The Quiet Rise of Real-Time Operations Centers breachmedia.ca

Martin Lukacs, reporting for the Breach last year:

Working around-the-clock in special rooms or wings of police stations, these so-called “real-time operations centres” are the cornerstone of a shift to confront what police call the “new challenges” of a digital age.

They are intended to provide “virtual backup” for police officers in any situation, supplying them with information drawn from deep social media monitoring, private and public closed-circuit televisions (CCTV), open-ended data collection, and algorithmic mining.

Over the last 10 years, the surveillance centres have been quietly set up within police forces from Halifax to Vancouver, with no public debate about their functions, corporate relationships, or impacts.

The police services contacted by the Breach refused to comment. As Lukacs writes, Real-Time Operations Centres — more often referred to as Real-Time Crime Centres in the U.S. — were conceived without public consultation and are operated with little oversight; their lack of response to quite reasonable press questions does little to change that narrative.

Zac Larkham, Wired:

Each RTCC is slightly different, but their function is the same: gather surveillance data across a city and use that to build a live picture of crime in the city. Police departments have an array of technologies available to them that span from CCTV, gunshot sensors, and social media monitoring to drones and body cameras. In Ogden, Utah, police even floated the idea of a 30-foot “crime blimp.” In many cases, images that police systems collect are run through facial recognition technology, and the data gathered is often used in predictive policing. In Pasco County, Florida, which operates an RTCC, the sheriff’s office’s predictive policing system encouraged officers to continuously monitor and harass residents for minor code violations such as missing mailbox numbers and overgrown grass.

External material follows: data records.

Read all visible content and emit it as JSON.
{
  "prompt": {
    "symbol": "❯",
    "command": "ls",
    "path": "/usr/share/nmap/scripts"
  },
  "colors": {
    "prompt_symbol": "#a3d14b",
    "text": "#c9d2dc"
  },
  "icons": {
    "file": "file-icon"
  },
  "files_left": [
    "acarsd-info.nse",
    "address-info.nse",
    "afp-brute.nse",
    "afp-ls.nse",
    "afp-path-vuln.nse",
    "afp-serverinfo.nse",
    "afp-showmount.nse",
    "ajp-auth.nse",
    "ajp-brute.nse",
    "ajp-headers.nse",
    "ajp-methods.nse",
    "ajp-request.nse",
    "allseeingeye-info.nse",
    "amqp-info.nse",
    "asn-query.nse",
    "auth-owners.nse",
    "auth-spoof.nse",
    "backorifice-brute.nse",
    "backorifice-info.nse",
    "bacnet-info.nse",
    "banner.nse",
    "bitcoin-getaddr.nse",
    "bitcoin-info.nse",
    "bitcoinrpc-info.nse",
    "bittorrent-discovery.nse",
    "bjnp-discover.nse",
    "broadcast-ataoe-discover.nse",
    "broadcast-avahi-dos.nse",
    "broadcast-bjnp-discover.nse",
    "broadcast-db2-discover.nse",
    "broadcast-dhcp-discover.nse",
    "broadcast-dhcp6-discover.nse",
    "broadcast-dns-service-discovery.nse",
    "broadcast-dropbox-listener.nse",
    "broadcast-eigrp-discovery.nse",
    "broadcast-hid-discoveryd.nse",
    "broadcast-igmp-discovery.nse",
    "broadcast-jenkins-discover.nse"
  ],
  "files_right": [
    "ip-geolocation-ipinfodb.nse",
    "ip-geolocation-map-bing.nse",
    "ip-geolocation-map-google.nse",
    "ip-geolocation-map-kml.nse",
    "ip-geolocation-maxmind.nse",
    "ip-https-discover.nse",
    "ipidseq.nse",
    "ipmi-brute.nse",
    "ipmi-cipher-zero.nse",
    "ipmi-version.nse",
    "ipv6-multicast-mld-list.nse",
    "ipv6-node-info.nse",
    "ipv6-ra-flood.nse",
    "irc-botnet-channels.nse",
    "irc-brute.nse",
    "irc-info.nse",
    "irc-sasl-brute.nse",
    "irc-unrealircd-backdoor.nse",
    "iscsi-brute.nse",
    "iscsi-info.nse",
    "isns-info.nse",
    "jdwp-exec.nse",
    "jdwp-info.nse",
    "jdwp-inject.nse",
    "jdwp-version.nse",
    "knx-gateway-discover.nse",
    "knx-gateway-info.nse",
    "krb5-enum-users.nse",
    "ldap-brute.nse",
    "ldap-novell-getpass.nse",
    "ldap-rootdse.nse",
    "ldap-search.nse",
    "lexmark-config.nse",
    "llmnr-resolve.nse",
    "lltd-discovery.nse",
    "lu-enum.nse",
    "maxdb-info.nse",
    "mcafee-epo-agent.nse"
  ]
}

On the plus side, “Crime Blimp” sounds like a great movie.

On the other hand, the apparent capabilities of these Centres are worrisome. Larkham notes it is hard to figure out how effective they are, if at all, while storing massive surveillance records. It is also worth pointing out how different a picture this paints from law enforcement’s frequent public pleading that it is “going dark” by losing its ability to gather evidence and investigate crimes. Meanwhile, a tiny county in Florida fights crime with the help of real-time surveillance and an autonomous drone.